Identification of alpha 1-adrenergic receptor subtypes in human corpus cavernosum tissue and in cultured trabecular smooth muscle cells.

Abstract

Recent pharmacological and functional studies have suggested the presence of more than one alpha-1 adrenergic receptor subtype in human corpus cavernosum (HCC). In this study, we sought to identify the alpha-1 adrenergic receptor (alpha 1-AR) subtypes expressed in HCC whole tissue and in trabecular smooth muscle subcultured from this tissue. We have utilized RNase protection assays and in situ hybridization (ISH) techniques to identify and localize these receptor subtypes.
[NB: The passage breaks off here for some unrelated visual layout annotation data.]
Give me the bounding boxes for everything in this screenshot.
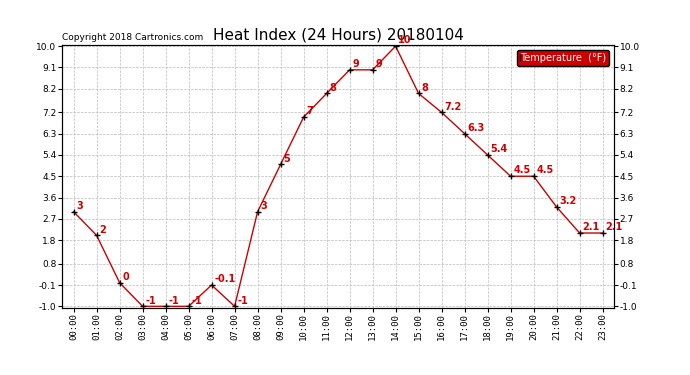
Text: 3: 3 <box>77 201 83 211</box>
Text: 8: 8 <box>329 83 336 93</box>
Text: -1: -1 <box>168 296 179 306</box>
Text: -0.1: -0.1 <box>215 274 235 284</box>
Text: 2: 2 <box>99 225 106 235</box>
Text: 7.2: 7.2 <box>444 102 462 112</box>
Text: 9: 9 <box>353 59 359 69</box>
Text: -1: -1 <box>146 296 156 306</box>
Text: -1: -1 <box>191 296 202 306</box>
Text: 5.4: 5.4 <box>491 144 508 154</box>
Text: -1: -1 <box>237 296 248 306</box>
Text: 2.1: 2.1 <box>582 222 600 232</box>
Title: Heat Index (24 Hours) 20180104: Heat Index (24 Hours) 20180104 <box>213 27 464 42</box>
Text: 8: 8 <box>422 83 428 93</box>
Text: 4.5: 4.5 <box>513 165 531 176</box>
Text: 3.2: 3.2 <box>560 196 577 206</box>
Legend: Temperature  (°F): Temperature (°F) <box>518 50 609 66</box>
Text: 3: 3 <box>260 201 267 211</box>
Text: 10: 10 <box>398 35 412 45</box>
Text: 4.5: 4.5 <box>536 165 553 176</box>
Text: 6.3: 6.3 <box>467 123 484 133</box>
Text: 9: 9 <box>375 59 382 69</box>
Text: 2.1: 2.1 <box>605 222 622 232</box>
Text: 5: 5 <box>284 154 290 164</box>
Text: 0: 0 <box>122 272 129 282</box>
Text: Copyright 2018 Cartronics.com: Copyright 2018 Cartronics.com <box>62 33 204 42</box>
Text: 7: 7 <box>306 106 313 116</box>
RNase protection assays of mRNA isolated from whole tissue demonstrated the presence of mRNA transcripts for three alpha 1-AR receptor subtypes (alpha 1d, alpha 1b, and alpha 1a). alpha 1d-AR and alpha 1a-AR appear to be more abundant than alpha 1b-AR. The identification and localization of mRNA for alpha 1-AR subtypes in whole tissue was demonstrated by RNA protection assays and ISH analysis. Immunocytochemical analysis of alpha 1-AR by an antipeptide antibody developed against a specific amino acid sequence derived from alpha 1d-AR subtype demonstrated specific staining of the smooth muscle cells, suggesting the expression of alpha 1d-AR subtype. In cultured HCC smooth muscle cells (HCC SMC), phenylephrine,alpha 1-AR agonist stimulated Na+/K+ ATPase activity, suggesting the presence of functional alpha 1-AR. RNase protection assay of mRNA isolated from HCC SMC grown in culture further demonstrated the presence of mRNA transcripts for alpha 1d-AR and alpha 1a-AR subtypes. ISH analysis and confocal microscopy also indicate that the SMC express the alpha 1d-AR and alpha 1a-AR subtypes. The data presented suggests that HCC and SMC derived from this tissue express at least three alpha 1-AR subtypes. Identification of these receptor subtypes should allow characterization of the functional role of these receptor subtypes in regulation of trabecular smooth muscle tone and penile detumescence.